Ele abriu o relógio em menos de três tempos. Tirou uma pilha de um pacotezinho que estava fechado a certificar que era nova e assim que a colocou o relógio começou a trabalhar. Depois vinha a última tarefa: fechar o relógio. Ele fez força até suar, rodou-o nas mãos diversas vezes, pediu a um amigo que estava encostado à árvore e os dois, em conjunto, apertaram o relógio à força toda, mas ele nada, nem sinais de fechar-se, a tampinha continuava solta.

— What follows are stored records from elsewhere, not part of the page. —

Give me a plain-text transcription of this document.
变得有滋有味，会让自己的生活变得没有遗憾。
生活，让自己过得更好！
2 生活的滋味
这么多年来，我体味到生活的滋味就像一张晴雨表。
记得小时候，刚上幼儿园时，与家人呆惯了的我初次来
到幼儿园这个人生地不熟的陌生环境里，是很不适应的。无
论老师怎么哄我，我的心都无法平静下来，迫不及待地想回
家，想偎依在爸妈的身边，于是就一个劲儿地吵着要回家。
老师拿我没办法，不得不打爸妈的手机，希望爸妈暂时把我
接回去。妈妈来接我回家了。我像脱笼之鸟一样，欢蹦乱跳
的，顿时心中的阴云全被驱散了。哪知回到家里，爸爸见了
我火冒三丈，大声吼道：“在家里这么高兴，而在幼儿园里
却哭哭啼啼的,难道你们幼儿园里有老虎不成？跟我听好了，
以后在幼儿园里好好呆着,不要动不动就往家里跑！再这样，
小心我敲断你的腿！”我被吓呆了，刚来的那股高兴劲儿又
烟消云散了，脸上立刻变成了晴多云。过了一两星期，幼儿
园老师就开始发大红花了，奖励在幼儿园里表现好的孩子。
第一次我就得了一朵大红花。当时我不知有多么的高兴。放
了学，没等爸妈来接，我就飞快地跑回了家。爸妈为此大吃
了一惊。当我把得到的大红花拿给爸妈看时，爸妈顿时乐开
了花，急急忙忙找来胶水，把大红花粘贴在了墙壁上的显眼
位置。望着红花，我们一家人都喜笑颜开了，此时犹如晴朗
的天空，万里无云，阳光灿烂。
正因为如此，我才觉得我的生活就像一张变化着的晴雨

Eu fiquei à espera confiando que ele acabaria por conseguir e decidi não interferir com o trabalho dele, mas tive de o fazer quando o vi segurar a tampinha com muito cuidado e levar o relógio à boca. Ele ia fechá-lo à dentada! A visão do visor partido na boca dele não me agradou, como não me agradou ficar com o relógio aberto e por isso interrompi.
- Não, não, não. Não faças isso. Pára, pára... ouve lá, então tu abres o relógio e agora não és capaz de o fechar? Se não eras capaz de o fechar, não o tinhas aberto.
- Ó boss, mas a culpa não é minha!
- Ai não? Então é de quem?
- O teu relógio é que está a complicar!
- O meu relógio? Um relógio é só um relógio, não complica.
- Pois boss, mas esses aí, eu mudei e eles não complicaram. Este é que está a complicar.
- Então agora a culpa é do relógio?
- É!
Ouvi uma gargalhada à minha volta que queria dizer ficaste com o relógio aberto e ainda levas as culpas para casa. Resmunguei mais umas coisas com ele, trouxe o culpado para casa que está a cumprir castigo, todo esventrado, em cima da mesa de cabeceira. Com Deus, ajusto contas mais tarde!
A Foto
Há umas semanas para cá, andamos à procura de casa. Estamos bem instalados e gostamos da zona, a casa é muito boa e o senhorio fantástico. Mas falta um quintalinho. Coisas de quem não sabe estar bem. Então, compramos o jornal, espreitamos os anúncios, vamos à Internet, vemos a oferta e, ocasionalmente, telefonamos a um agente e vamos ver uma casa. Nos meus contactos, já tenho alguns vinte agentes e já devo ter visitado dois terços das casas disponíveis em Maputo. Começo a conhecer bem o mercado e as oscilações de preços. Mas há sempre espaço para uma surpresa. Ou não estivéssemos em África onde todos os padrões e conceitos mudam.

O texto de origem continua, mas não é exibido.